My colleague Ben Lieberman's thoughtful op-ed in The Washington Times focuses on voters' rejection of environmental alarmism about the Gulf oil spill. It appears that voters discounted the exaggerated claims of Gulf devastation and were more concerned instead about the moratorium on offshore drilling and its devastating effect on jobs. With a faltering economy, voters didn't appreciate the Administration's job-killing over-reaction. As Lieberman said:
"For a while, it was fashionable to ridicule those who had chanted "Drill, baby, drill" during the 2008 race. Opponents of domestic drilling thought they had a defining issue heading into the midterms. "Now the "Drill, baby, drill" crowd is back - and they'll be returning to Washington with quite a few new allies. "Ironically, it was not the spill itself but Mr. Obama's overreaction to it in the form of a job-killing moratorium on offshore drilling that really angered voters in Louisiana and other impacted states. The only reason the Obamatorium didn't hurt Democratic candidates along the Gulf was that they were just as vocal as Republicans in their opposition to it."And he has some words of caution for policymakers who would try to ram through energy-restrictive policies:
So what does all of this tell us about voters?
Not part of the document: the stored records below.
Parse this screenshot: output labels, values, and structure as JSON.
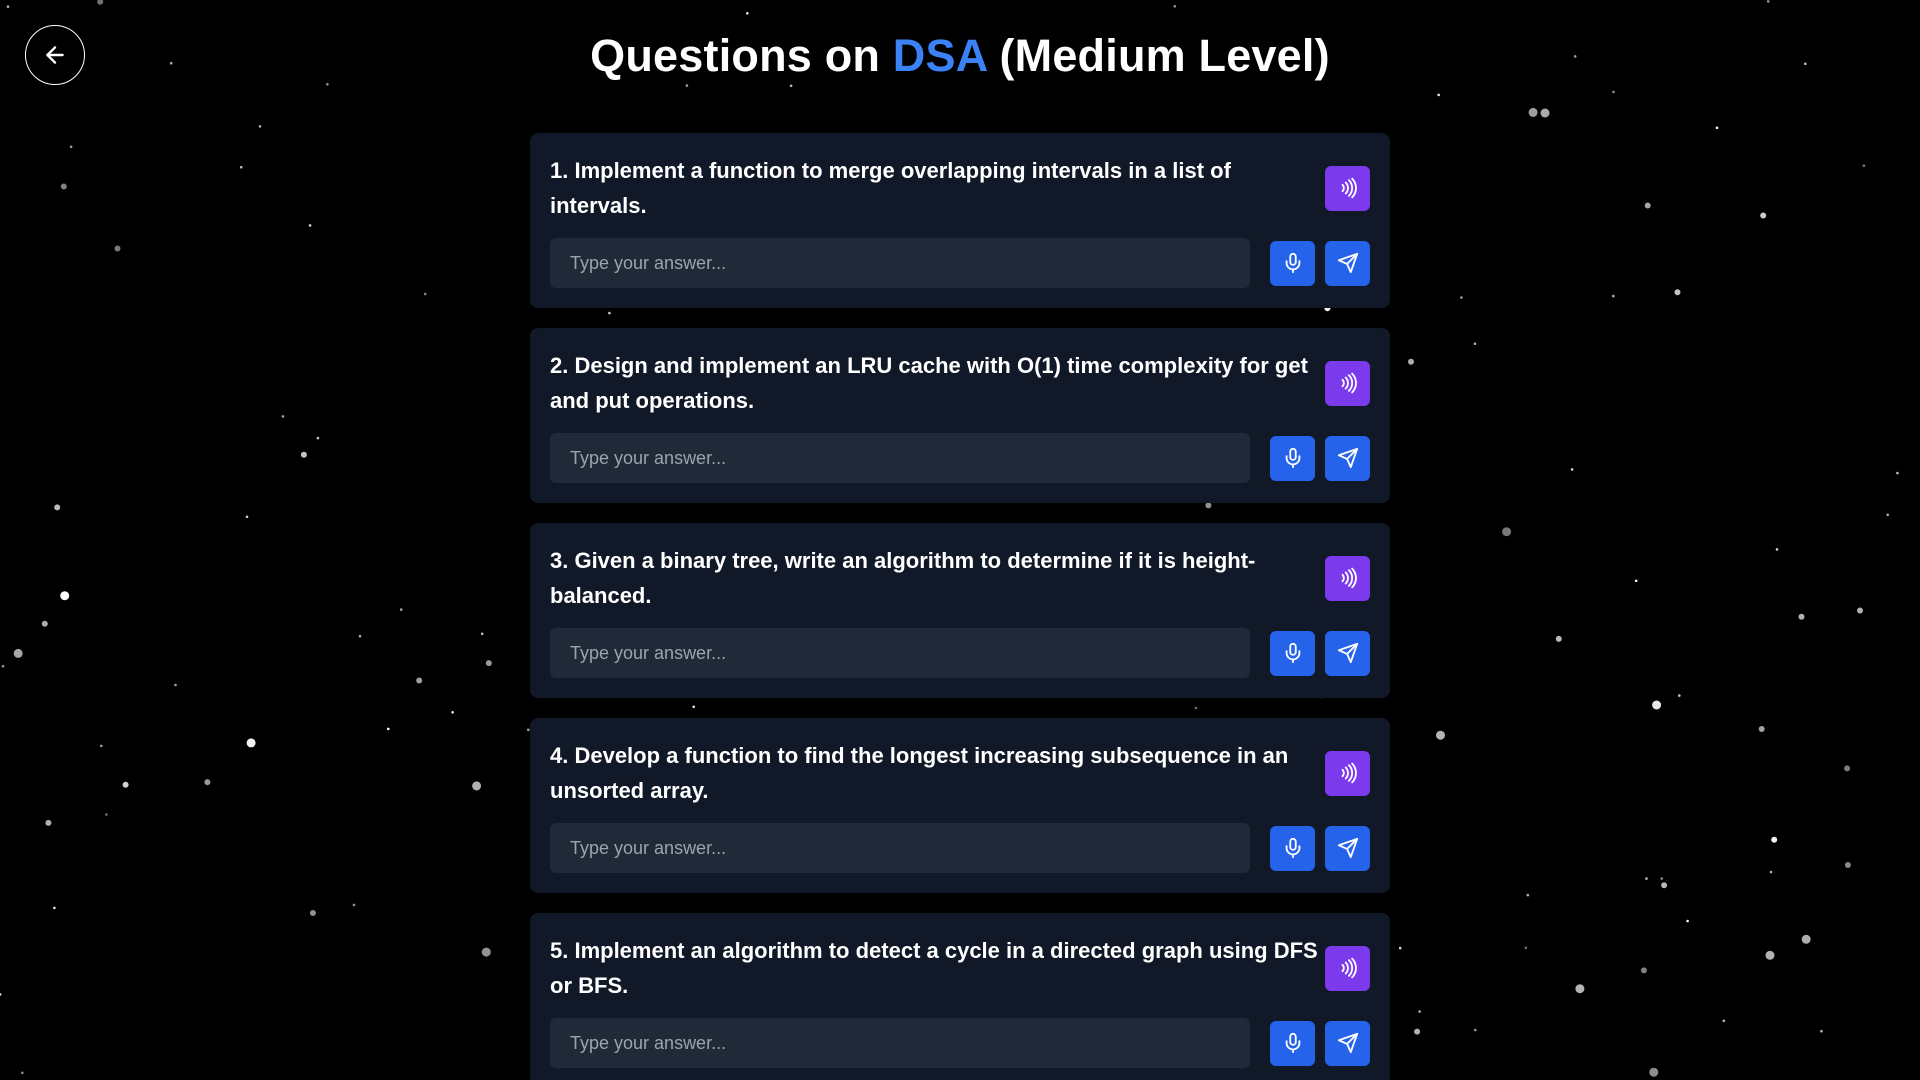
{
  "header": {
    "title_prefix": "Questions on ",
    "title_accent": "DSA",
    "title_suffix": " (Medium Level)"
  },
  "input_placeholder": "Type your answer...",
  "questions": [
    {
      "text": "1. Implement a function to merge overlapping intervals in a list of intervals."
    },
    {
      "text": "2. Design and implement an LRU cache with O(1) time complexity for get and put operations."
    },
    {
      "text": "3. Given a binary tree, write an algorithm to determine if it is height-balanced."
    },
    {
      "text": "4. Develop a function to find the longest increasing subsequence in an unsorted array."
    },
    {
      "text": "5. Implement an algorithm to detect a cycle in a directed graph using DFS or BFS."
    }
  ],
  "icons": {
    "back": "arrow-left-icon",
    "speak": "speaker-waves-icon",
    "mic": "microphone-icon",
    "send": "send-icon"
  },
  "colors": {
    "background": "#000000",
    "card": "#111827",
    "input": "#1f2937",
    "accent": "#3b82f6",
    "speak_button": "#7c3aed",
    "action_button": "#2563eb"
  }
}
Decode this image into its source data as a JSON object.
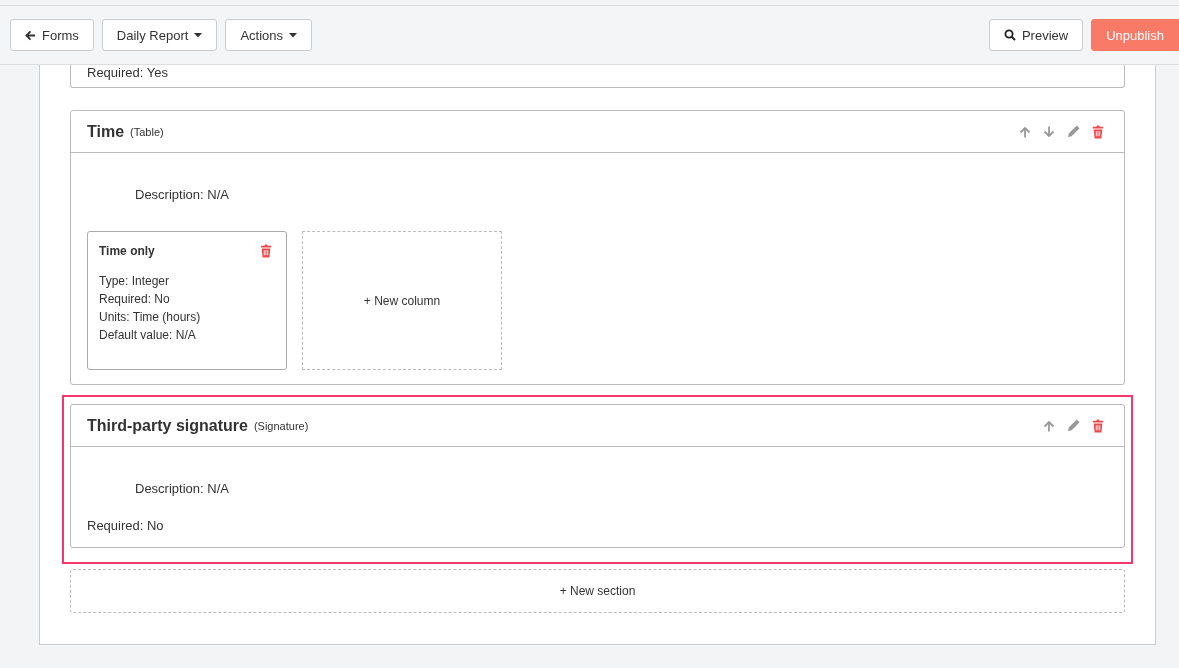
{
  "toolbar": {
    "back_button": "Forms",
    "dropdowns": [
      "Daily Report",
      "Actions"
    ],
    "preview_button": "Preview",
    "unpublish_button": "Unpublish"
  },
  "partial_section": {
    "required": "Required: Yes"
  },
  "sections": [
    {
      "title": "Time",
      "type": "(Table)",
      "can_move_down": true,
      "selected": false,
      "description": "Description: N/A",
      "columns": [
        {
          "title": "Time only",
          "lines": [
            "Type: Integer",
            "Required: No",
            "Units: Time (hours)",
            "Default value: N/A"
          ]
        }
      ],
      "new_column": "+ New column"
    },
    {
      "title": "Third-party signature",
      "type": "(Signature)",
      "can_move_down": false,
      "selected": true,
      "description": "Description: N/A",
      "required": "Required: No"
    }
  ],
  "new_section": "+ New section"
}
For one thing, it shows that they are getting wise to environmentalist alarmism and exaggeration. Just as the drumbeat of doom-and-gloom predictions about global warming didn't generate public support for "cap-and-trade," neither did overblown claims of oil-spill-induced ecological devastation create a backlash against offshore drilling. And given the still-struggling economy and stubbornly high unemployment, the electorate is not going to accept costly solutions to overstated threats.